Concatenate non string features to a BERT transformers model

I’m trying to do a sentiment analysis problem where I have text that I want to know if it’s negative or positive, but I also have metadata surrounding the text (users past sentiments, etc) that I’d like to incorporate into the training data.

Ideally I’d like to append these values to the last high-dimensional output of the BERT training before it has a classifier head slapped on it. Are there examples of this anywhere I can crib off of? I have the base distilbert example running, just trying to see how I can build on it.

1 Like

(If it matters, I’m using keras/tensorflow under the hood)

Hi @eddieparker,

in the pre-transformer era, it’s common to build customized models that jointly learn embeddings of these extra features and concatenate them with the input text representation. A representative paper is the follows:

Kikuchi, Yuta, et al. “Controlling Output Length in Neural Encoder-Decoders.” EMNLP. 2016

However, you can usually concatenate the extra features directly with the input text in transformers. E.g. 0.8 <sep> this is the input text. It’s important to know that Transformers doesn’t understand numbers. So you should bucket the numbers into a relatively small list of unique values so that the Transformer can learn the association between the feature and the prediction.

If you’re looking for some more complex architecture, take a look at the following paper:

Moreira, Gabriel de Souza P., et al. “Transformers with multi-modal features and post-fusion context for e-commerce session-based recommendation.” arXiv preprint arXiv:2107.05124 (2021).

Note: I’m speaking from my experience on language generation, but I think the classification problem should be able to use the features in a similar way.

Oh that’s a neat idea - and thanks for the response!

A couple of questions/clarifications:

When you write is that literally the string ? Or are you indicating I should pick some sort of arbitrary separator so long as it’s consistent?

And if I understand your comment about “Transformers doesn’t understand numbers” - I’m assuming you mean that the transformers tokenizer sees 0.8 as the characters ‘0’, ‘.’, and ‘8’, versus a float of value 0.8, so it’s in my best interest to have discrete ‘buckets’ of values so BERT can learn the semantic difference of a few ‘categories’ vs a high precision float?

If so I think I get it. Thanks I’ll chew on that.

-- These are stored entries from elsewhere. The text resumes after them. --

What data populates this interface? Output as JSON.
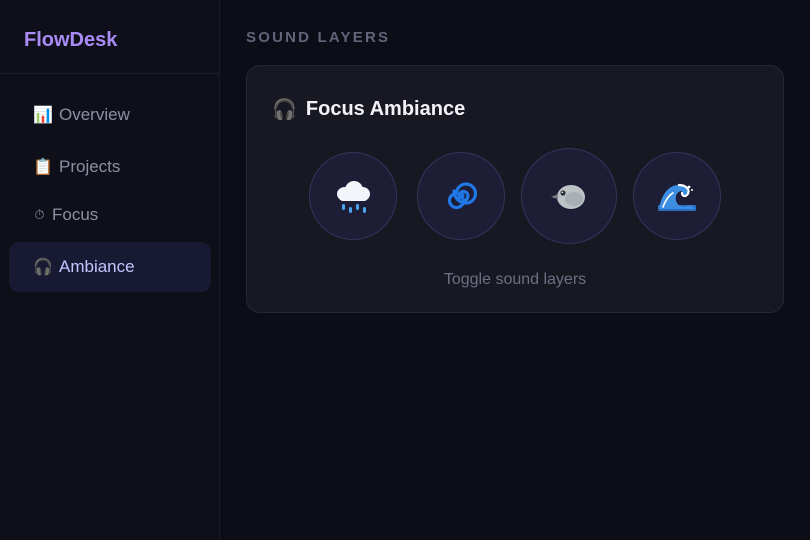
{
  "app": {
    "brand": "FlowDesk"
  },
  "sidebar": {
    "items": [
      {
        "icon": "📊",
        "label": "Overview",
        "active": false
      },
      {
        "icon": "📋",
        "label": "Projects",
        "active": false
      },
      {
        "icon": "⏱",
        "label": "Focus",
        "active": false
      },
      {
        "icon": "🎧",
        "label": "Ambiance",
        "active": true
      }
    ]
  },
  "main": {
    "section_title": "SOUND LAYERS",
    "card": {
      "title_icon": "🎧",
      "title": "Focus Ambiance",
      "layers": [
        {
          "name": "rain",
          "icon": "rain-cloud-icon"
        },
        {
          "name": "wind",
          "icon": "spiral-icon"
        },
        {
          "name": "birds",
          "icon": "bird-icon"
        },
        {
          "name": "waves",
          "icon": "wave-icon"
        }
      ],
      "hint": "Toggle sound layers"
    }
  },
  "colors": {
    "background": "#0c0d16",
    "sidebar": "#0e0f19",
    "brand": "#a98bf5",
    "active_item_bg": "#181a33",
    "active_item_text": "#c5c4ff",
    "card_bg": "#181823",
    "layer_button_bg": "#1d1d35"
  }
}
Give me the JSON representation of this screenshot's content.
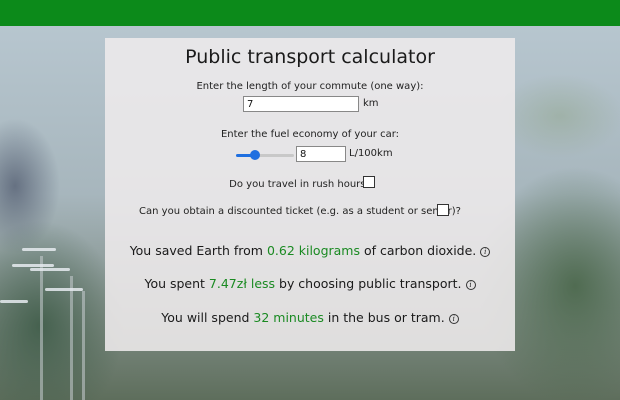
{
  "header": {
    "color": "#0c8a1a"
  },
  "title": "Public transport calculator",
  "commute": {
    "label": "Enter the length of your commute (one way):",
    "value": "7",
    "unit": "km"
  },
  "fuel": {
    "label": "Enter the fuel economy of your car:",
    "value": "8",
    "unit": "L/100km",
    "slider_fraction": 0.31
  },
  "rush_hours": {
    "label": "Do you travel in rush hours?",
    "checked": false
  },
  "discount": {
    "label": "Can you obtain a discounted ticket (e.g. as a student or senior)?",
    "checked": false
  },
  "results": {
    "co2": {
      "prefix": "You saved Earth from ",
      "value": "0.62 kilograms",
      "suffix": " of carbon dioxide."
    },
    "money": {
      "prefix": "You spent ",
      "value": "7.47zł less",
      "suffix": " by choosing public transport."
    },
    "time": {
      "prefix": "You will spend ",
      "value": "32 minutes",
      "suffix": " in the bus or tram."
    }
  },
  "icons": {
    "info": "info-icon"
  },
  "colors": {
    "accent": "#1a8a22",
    "slider": "#1f6fe0"
  }
}
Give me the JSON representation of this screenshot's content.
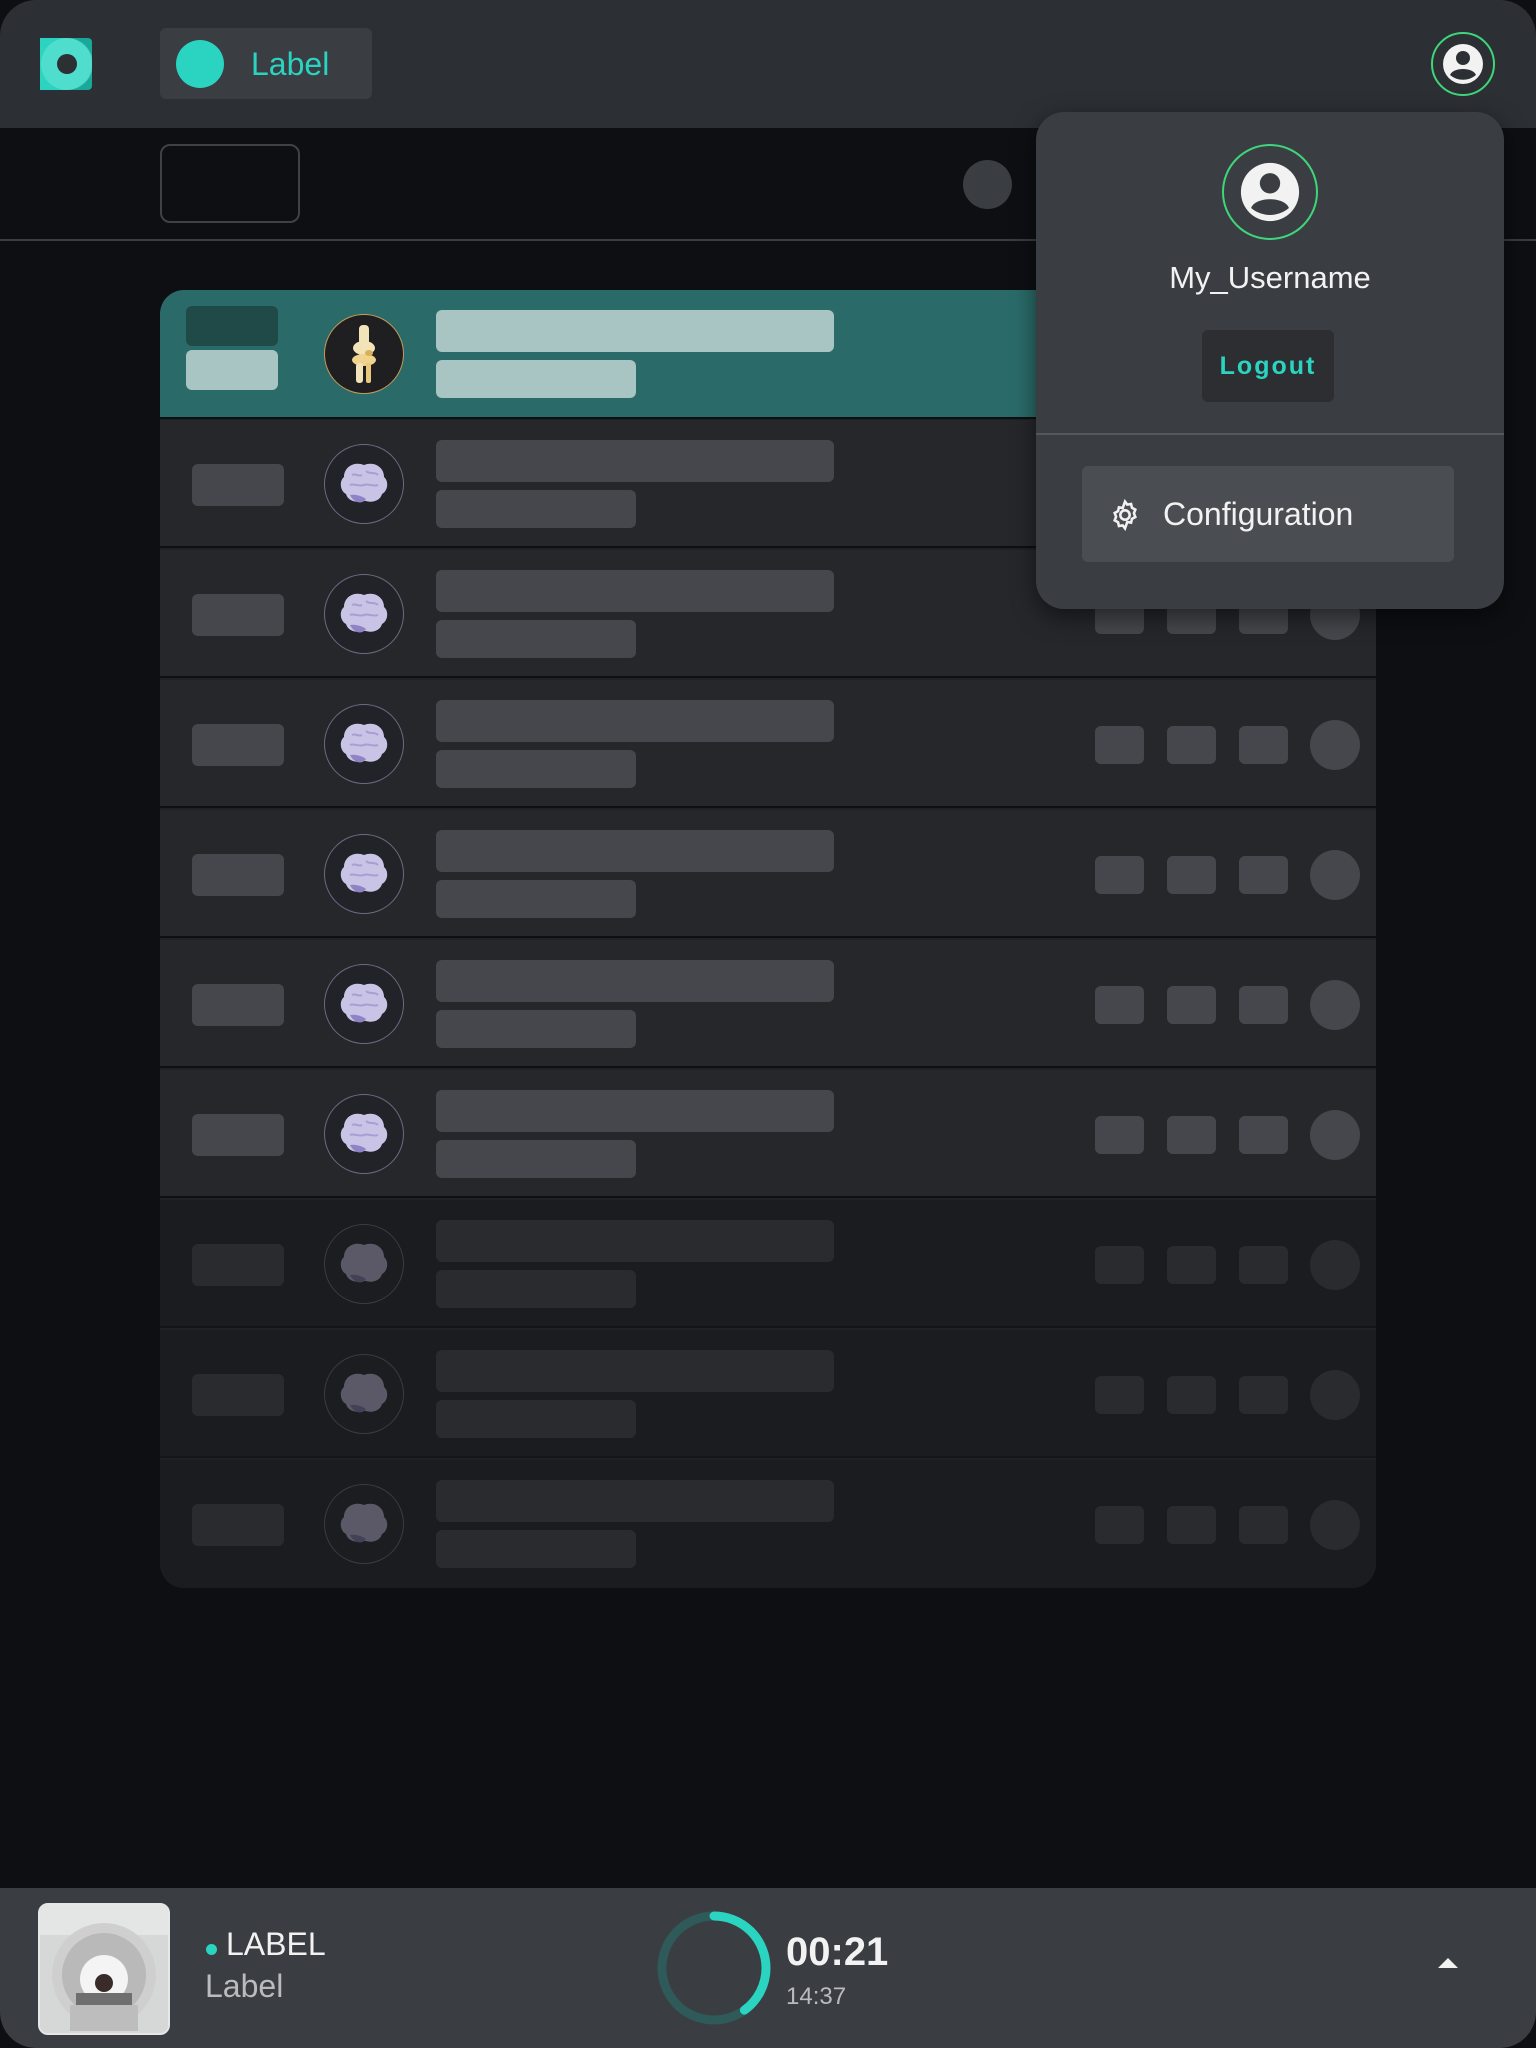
{
  "header": {
    "chip_label": "Label",
    "accent_color": "#2ad4c1",
    "user_ring_color": "#3ed67a",
    "icons": [
      "app-logo",
      "user-circle-icon"
    ]
  },
  "user_menu": {
    "username": "My_Username",
    "logout_label": "Logout",
    "config_label": "Configuration",
    "icons": [
      "user-circle-icon",
      "gear-icon"
    ]
  },
  "list": {
    "rows": [
      {
        "state": "selected",
        "icon": "knee-joint-icon"
      },
      {
        "state": "normal",
        "icon": "brain-icon"
      },
      {
        "state": "normal",
        "icon": "brain-icon"
      },
      {
        "state": "normal",
        "icon": "brain-icon"
      },
      {
        "state": "normal",
        "icon": "brain-icon"
      },
      {
        "state": "normal",
        "icon": "brain-icon"
      },
      {
        "state": "normal",
        "icon": "brain-icon"
      },
      {
        "state": "dim",
        "icon": "brain-icon"
      },
      {
        "state": "dim",
        "icon": "brain-icon"
      },
      {
        "state": "dim",
        "icon": "brain-icon"
      }
    ]
  },
  "player": {
    "title": "LABEL",
    "subtitle": "Label",
    "elapsed": "00:21",
    "total": "14:37",
    "progress_fraction": 0.4,
    "thumbnail_icon": "mri-scanner-image",
    "expand_icon": "caret-up-icon"
  }
}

My original thought was to set the num_labels to the num hidden states, and then merge that with another net that contains my float & categorical values, add a few hidden layers/dropout and then condense to my final num labels and use that. Do you have any thoughts about how that would work out?

Thank you!

-e-

Transformers doesn’t understand numbers

This I mean it doesn’t matter you put {0.2, 0.4, 0.6} or {A, B, C}. The model just learns that it’s a different category.

Of course, you can use a separate small feedforward net to learn the category embeddings. It’ll be very similar to the EMNLP 2016 paper I mentioned above. Some papers such as the following also do that with transformers. However, my experience is that transformers are much more versatile and powerful. Conditional training with bucketing is usually enough. I wouldn’t go for a customized architecture in practical applications.

The main advantage of using a separate network to learn the features is that you can feed continuous values (e.g., 0.84) instead of discrete ones. If that’s important to your application, you may consider using it instead.